Chodosh reserved some of his praise for Ung’s work outside of the lab. Ung has thrown himself into the MEEI community, serving on the hospital’s diversity, equity, and inclusion committee and running two book clubs. He’s conversant with the classics, plays a cello named “Archie” — he learned when he needed an outlet after medical school — and even stargazes with a pair of astronomical binoculars that allow him to see Jupiter’s largest moons.
“One of the things that has always fascinated me is how small we are,” Ung said. “We are just little specks in this thing we call the universe and this thing we call life, and I just look up at the sky, and it fills me with a sense of wonder.”
Under Chodosh’s tutelage, Ung learned more about eye diseases — Chodosh’s lab studies, among other things, corneal infections and ulcers that can lead to blindness — and gained an interest in the social determinants of where they, and blindness overall, are most common. The answer is that they more frequently occur in poor and middle-income nations, where eye care is harder to find. The result, Ung said, is that most of the world’s blindness is found among populations with the fewest resources to manage it. Some of it could be remedied through corrective lenses, common in more developed locations, while much of it is preventable if eye injuries and infections are caught early.
The difficulty in finding a solution to the problem, Chodosh said, is that the field has been static for many years. It’s known that there are about 2.2 billion who are visually impaired or blind in the world, that important causes are cataracts, eye injury, and lack of access to corrective lenses. About 300 million are blind or severely visually impaired for reasons not owing to either cataract or uncorrected refractive error. However, detailed data about who, where, and why are missing or outdated.
“The epidemiology that is out there is partial and old, so we don’t know the full burden,” Chodosh said. “We need to describe the spectrum and impact of disease, and once understanding that, come up with solutions. Lawson has been working very hard on molecular diagnostics for the disease, which we think will transform care of the disease from what it is now, which is mostly guesswork and empiricism.”
That need to understand not only the disease itself, but also its global sweep and unrecognized burden, brought Ung to the Harvard Chan School in September 2020. Though the one-year program was conducted entirely remotely, Ung said he counts himself lucky to have been able to study there, even during pandemic times.
Ung worked with Associate Professor of Epidemiology William Hanage on a project that evaluates how the world, with the World Health Organization front and center, might respond differently to the next pandemic. Ung said the work recognizes that the WHO has had a difficult time recently, not only because of the global pandemic, but also because of years of neglect and disinvestment from member nations.
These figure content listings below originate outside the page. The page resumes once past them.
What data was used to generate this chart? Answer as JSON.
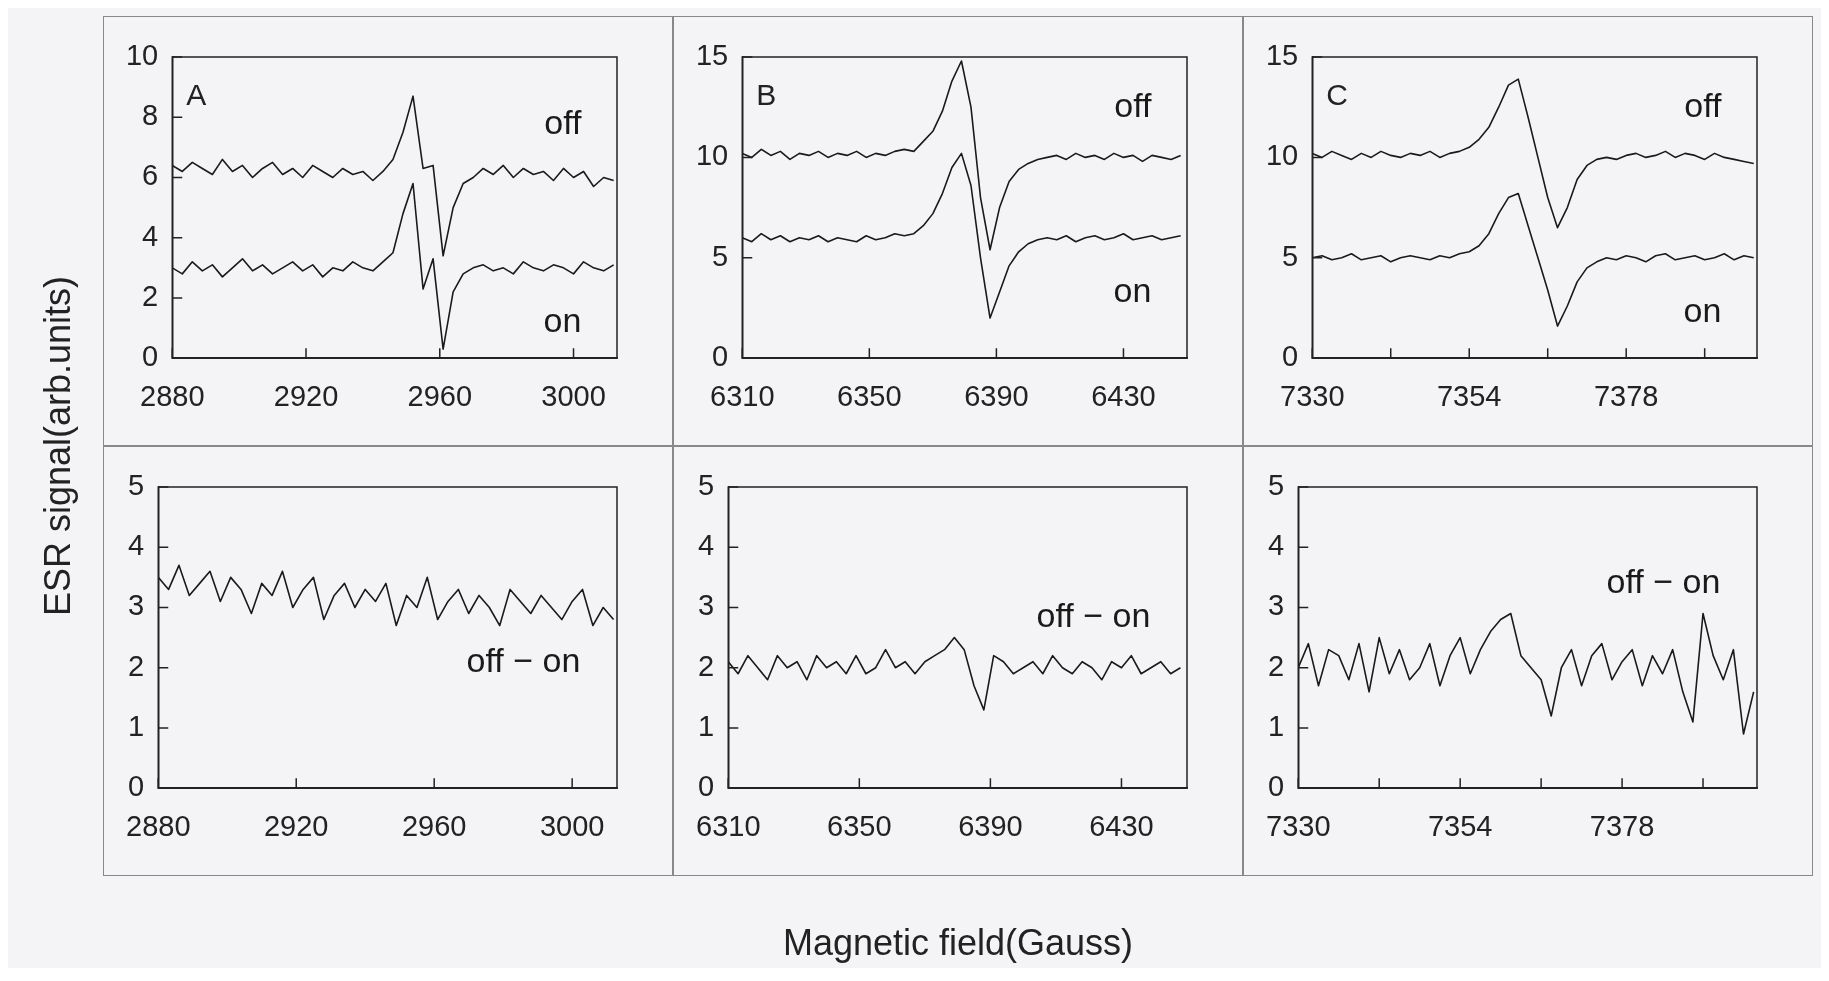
{
  "chart_data": [
    {
      "type": "line",
      "ylabel": "ESR signal(arb.units)",
      "annotations": [
        "A"
      ],
      "x": [
        2880,
        2883,
        2886,
        2889,
        2892,
        2895,
        2898,
        2901,
        2904,
        2907,
        2910,
        2913,
        2916,
        2919,
        2922,
        2925,
        2928,
        2931,
        2934,
        2937,
        2940,
        2943,
        2946,
        2949,
        2952,
        2955,
        2958,
        2961,
        2964,
        2967,
        2970,
        2973,
        2976,
        2979,
        2982,
        2985,
        2988,
        2991,
        2994,
        2997,
        3000,
        3003,
        3006,
        3009,
        3012
      ],
      "xlim": [
        2880,
        3013
      ],
      "xticks": [
        2880,
        2920,
        2960,
        3000
      ],
      "ylim": [
        0,
        10
      ],
      "yticks": [
        0,
        2,
        4,
        6,
        8,
        10
      ],
      "series": [
        {
          "name": "off",
          "color": "#1a1a1a",
          "values": [
            6.4,
            6.2,
            6.5,
            6.3,
            6.1,
            6.6,
            6.2,
            6.4,
            6.0,
            6.3,
            6.5,
            6.1,
            6.3,
            6.0,
            6.4,
            6.2,
            6.0,
            6.3,
            6.1,
            6.2,
            5.9,
            6.2,
            6.6,
            7.5,
            8.7,
            6.3,
            6.4,
            3.4,
            5.0,
            5.8,
            6.0,
            6.3,
            6.1,
            6.4,
            6.0,
            6.3,
            6.1,
            6.2,
            5.9,
            6.3,
            6.0,
            6.2,
            5.7,
            6.0,
            5.9
          ]
        },
        {
          "name": "on",
          "color": "#1a1a1a",
          "values": [
            3.0,
            2.8,
            3.2,
            2.9,
            3.1,
            2.7,
            3.0,
            3.3,
            2.9,
            3.1,
            2.8,
            3.0,
            3.2,
            2.9,
            3.1,
            2.7,
            3.0,
            2.9,
            3.2,
            3.0,
            2.9,
            3.2,
            3.5,
            4.8,
            5.8,
            2.3,
            3.3,
            0.3,
            2.2,
            2.8,
            3.0,
            3.1,
            2.9,
            3.0,
            2.8,
            3.2,
            3.0,
            2.9,
            3.1,
            3.0,
            2.8,
            3.2,
            3.0,
            2.9,
            3.1
          ]
        }
      ]
    },
    {
      "type": "line",
      "annotations": [
        "B"
      ],
      "x": [
        6310,
        6313,
        6316,
        6319,
        6322,
        6325,
        6328,
        6331,
        6334,
        6337,
        6340,
        6343,
        6346,
        6349,
        6352,
        6355,
        6358,
        6361,
        6364,
        6367,
        6370,
        6373,
        6376,
        6379,
        6382,
        6385,
        6388,
        6391,
        6394,
        6397,
        6400,
        6403,
        6406,
        6409,
        6412,
        6415,
        6418,
        6421,
        6424,
        6427,
        6430,
        6433,
        6436,
        6439,
        6442,
        6445,
        6448
      ],
      "xlim": [
        6310,
        6450
      ],
      "xticks": [
        6310,
        6350,
        6390,
        6430
      ],
      "ylim": [
        0,
        15
      ],
      "yticks": [
        0,
        5,
        10,
        15
      ],
      "series": [
        {
          "name": "off",
          "color": "#1a1a1a",
          "values": [
            10.2,
            10.0,
            10.4,
            10.1,
            10.3,
            9.9,
            10.2,
            10.1,
            10.3,
            10.0,
            10.2,
            10.1,
            10.3,
            10.0,
            10.2,
            10.1,
            10.3,
            10.4,
            10.3,
            10.8,
            11.3,
            12.3,
            13.8,
            14.8,
            12.5,
            8.0,
            5.4,
            7.5,
            8.8,
            9.4,
            9.7,
            9.9,
            10.0,
            10.1,
            9.9,
            10.2,
            10.0,
            10.1,
            9.9,
            10.2,
            10.0,
            10.1,
            9.8,
            10.1,
            10.0,
            9.9,
            10.1
          ]
        },
        {
          "name": "on",
          "color": "#1a1a1a",
          "values": [
            6.0,
            5.8,
            6.2,
            5.9,
            6.1,
            5.8,
            6.0,
            5.9,
            6.1,
            5.8,
            6.0,
            5.9,
            5.8,
            6.1,
            5.9,
            6.0,
            6.2,
            6.1,
            6.2,
            6.6,
            7.2,
            8.2,
            9.5,
            10.2,
            8.6,
            5.0,
            2.0,
            3.3,
            4.6,
            5.3,
            5.7,
            5.9,
            6.0,
            5.9,
            6.1,
            5.8,
            6.0,
            6.1,
            5.9,
            6.0,
            6.2,
            5.9,
            6.0,
            6.1,
            5.9,
            6.0,
            6.1
          ]
        }
      ]
    },
    {
      "type": "line",
      "annotations": [
        "C"
      ],
      "x": [
        7330,
        7331.5,
        7333,
        7334.5,
        7336,
        7337.5,
        7339,
        7340.5,
        7342,
        7343.5,
        7345,
        7346.5,
        7348,
        7349.5,
        7351,
        7352.5,
        7354,
        7355.5,
        7357,
        7358.5,
        7360,
        7361.5,
        7363,
        7364.5,
        7366,
        7367.5,
        7369,
        7370.5,
        7372,
        7373.5,
        7375,
        7376.5,
        7378,
        7379.5,
        7381,
        7382.5,
        7384,
        7385.5,
        7387,
        7388.5,
        7390,
        7391.5,
        7393,
        7394.5,
        7396,
        7397.5
      ],
      "xlim": [
        7330,
        7398
      ],
      "xticks": [
        7330,
        {
          "value": 7342,
          "label": null
        },
        7354,
        {
          "value": 7366,
          "label": null
        },
        7378,
        {
          "value": 7390,
          "label": null
        }
      ],
      "ylim": [
        0,
        15
      ],
      "yticks": [
        0,
        5,
        10,
        15
      ],
      "series": [
        {
          "name": "off",
          "color": "#1a1a1a",
          "values": [
            10.2,
            10.0,
            10.3,
            10.1,
            9.9,
            10.2,
            10.0,
            10.3,
            10.1,
            10.0,
            10.2,
            10.1,
            10.3,
            10.0,
            10.2,
            10.3,
            10.5,
            10.9,
            11.5,
            12.5,
            13.6,
            13.9,
            12.0,
            10.0,
            8.0,
            6.5,
            7.5,
            8.9,
            9.6,
            9.9,
            10.0,
            9.9,
            10.1,
            10.2,
            10.0,
            10.1,
            10.3,
            10.0,
            10.2,
            10.1,
            9.9,
            10.2,
            10.0,
            9.9,
            9.8,
            9.7
          ]
        },
        {
          "name": "on",
          "color": "#1a1a1a",
          "values": [
            5.0,
            5.1,
            4.9,
            5.0,
            5.2,
            4.9,
            5.0,
            5.1,
            4.8,
            5.0,
            5.1,
            5.0,
            4.9,
            5.1,
            5.0,
            5.2,
            5.3,
            5.6,
            6.2,
            7.2,
            8.0,
            8.2,
            6.6,
            5.0,
            3.4,
            1.6,
            2.6,
            3.8,
            4.5,
            4.8,
            5.0,
            4.9,
            5.1,
            5.0,
            4.8,
            5.1,
            5.2,
            4.9,
            5.0,
            5.1,
            4.9,
            5.0,
            5.2,
            4.9,
            5.1,
            5.0
          ]
        }
      ]
    },
    {
      "type": "line",
      "x": [
        2880,
        2883,
        2886,
        2889,
        2892,
        2895,
        2898,
        2901,
        2904,
        2907,
        2910,
        2913,
        2916,
        2919,
        2922,
        2925,
        2928,
        2931,
        2934,
        2937,
        2940,
        2943,
        2946,
        2949,
        2952,
        2955,
        2958,
        2961,
        2964,
        2967,
        2970,
        2973,
        2976,
        2979,
        2982,
        2985,
        2988,
        2991,
        2994,
        2997,
        3000,
        3003,
        3006,
        3009,
        3012
      ],
      "xlim": [
        2880,
        3013
      ],
      "xticks": [
        2880,
        2920,
        2960,
        3000
      ],
      "ylim": [
        0,
        5
      ],
      "yticks": [
        0,
        1,
        2,
        3,
        4,
        5
      ],
      "series": [
        {
          "name": "off − on",
          "color": "#1a1a1a",
          "values": [
            3.5,
            3.3,
            3.7,
            3.2,
            3.4,
            3.6,
            3.1,
            3.5,
            3.3,
            2.9,
            3.4,
            3.2,
            3.6,
            3.0,
            3.3,
            3.5,
            2.8,
            3.2,
            3.4,
            3.0,
            3.3,
            3.1,
            3.4,
            2.7,
            3.2,
            3.0,
            3.5,
            2.8,
            3.1,
            3.3,
            2.9,
            3.2,
            3.0,
            2.7,
            3.3,
            3.1,
            2.9,
            3.2,
            3.0,
            2.8,
            3.1,
            3.3,
            2.7,
            3.0,
            2.8
          ]
        }
      ]
    },
    {
      "type": "line",
      "xlabel": "Magnetic field(Gauss)",
      "x": [
        6310,
        6313,
        6316,
        6319,
        6322,
        6325,
        6328,
        6331,
        6334,
        6337,
        6340,
        6343,
        6346,
        6349,
        6352,
        6355,
        6358,
        6361,
        6364,
        6367,
        6370,
        6373,
        6376,
        6379,
        6382,
        6385,
        6388,
        6391,
        6394,
        6397,
        6400,
        6403,
        6406,
        6409,
        6412,
        6415,
        6418,
        6421,
        6424,
        6427,
        6430,
        6433,
        6436,
        6439,
        6442,
        6445,
        6448
      ],
      "xlim": [
        6310,
        6450
      ],
      "xticks": [
        6310,
        6350,
        6390,
        6430
      ],
      "ylim": [
        0,
        5
      ],
      "yticks": [
        0,
        1,
        2,
        3,
        4,
        5
      ],
      "series": [
        {
          "name": "off − on",
          "color": "#1a1a1a",
          "values": [
            2.1,
            1.9,
            2.2,
            2.0,
            1.8,
            2.2,
            2.0,
            2.1,
            1.8,
            2.2,
            2.0,
            2.1,
            1.9,
            2.2,
            1.9,
            2.0,
            2.3,
            2.0,
            2.1,
            1.9,
            2.1,
            2.2,
            2.3,
            2.5,
            2.3,
            1.7,
            1.3,
            2.2,
            2.1,
            1.9,
            2.0,
            2.1,
            1.9,
            2.2,
            2.0,
            1.9,
            2.1,
            2.0,
            1.8,
            2.1,
            2.0,
            2.2,
            1.9,
            2.0,
            2.1,
            1.9,
            2.0
          ]
        }
      ]
    },
    {
      "type": "line",
      "x": [
        7330,
        7331.5,
        7333,
        7334.5,
        7336,
        7337.5,
        7339,
        7340.5,
        7342,
        7343.5,
        7345,
        7346.5,
        7348,
        7349.5,
        7351,
        7352.5,
        7354,
        7355.5,
        7357,
        7358.5,
        7360,
        7361.5,
        7363,
        7364.5,
        7366,
        7367.5,
        7369,
        7370.5,
        7372,
        7373.5,
        7375,
        7376.5,
        7378,
        7379.5,
        7381,
        7382.5,
        7384,
        7385.5,
        7387,
        7388.5,
        7390,
        7391.5,
        7393,
        7394.5,
        7396,
        7397.5
      ],
      "xlim": [
        7330,
        7398
      ],
      "xticks": [
        7330,
        {
          "value": 7342,
          "label": null
        },
        7354,
        {
          "value": 7366,
          "label": null
        },
        7378,
        {
          "value": 7390,
          "label": null
        }
      ],
      "ylim": [
        0,
        5
      ],
      "yticks": [
        0,
        1,
        2,
        3,
        4,
        5
      ],
      "series": [
        {
          "name": "off − on",
          "color": "#1a1a1a",
          "values": [
            2.0,
            2.4,
            1.7,
            2.3,
            2.2,
            1.8,
            2.4,
            1.6,
            2.5,
            1.9,
            2.3,
            1.8,
            2.0,
            2.4,
            1.7,
            2.2,
            2.5,
            1.9,
            2.3,
            2.6,
            2.8,
            2.9,
            2.2,
            2.0,
            1.8,
            1.2,
            2.0,
            2.3,
            1.7,
            2.2,
            2.4,
            1.8,
            2.1,
            2.3,
            1.7,
            2.2,
            1.9,
            2.3,
            1.6,
            1.1,
            2.9,
            2.2,
            1.8,
            2.3,
            0.9,
            1.6
          ]
        }
      ]
    }
  ]
}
“We would not have eliminated smallpox without WHO; we wouldn’t have made marked progress toward alleviation of childhood and maternal morbidity and mortality,” Ung said. “We have to think about how we are going to do this in the future … because there will be a next time.”
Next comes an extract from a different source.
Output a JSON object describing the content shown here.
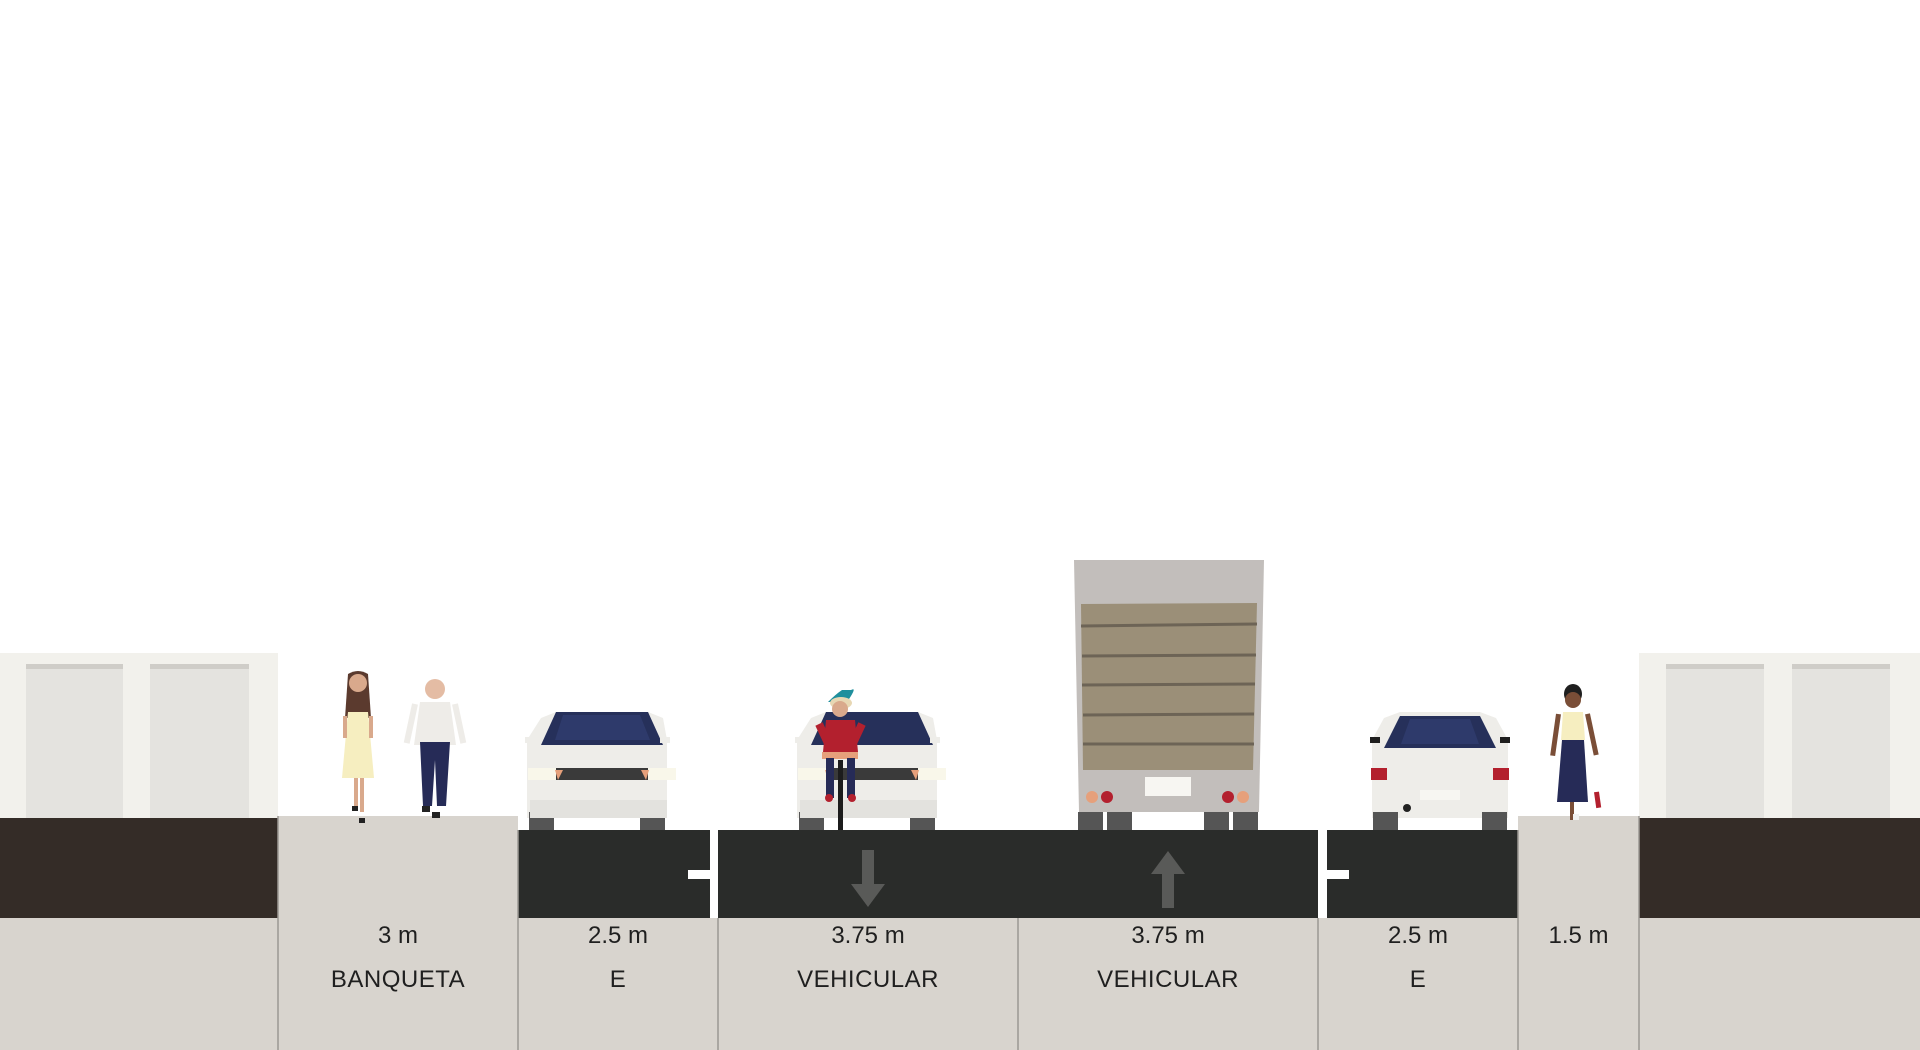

Ung, whose family fled to Australia from the Khmer Rouge and Cambodia’s Killing Fields in the mid- to late-1970s, said he plans to enter the Chan School’s Ph.D. program in epidemiology in the fall. He hopes it will equip him to work internationally on the world’s major infectious diseases, which still place a disproportionate burden on the most vulnerable communities.
“I think of how much human potential is lost because folks are unfortunate enough to be born into circumstances such as those that characterize my parents’ upbringing,” Ung said.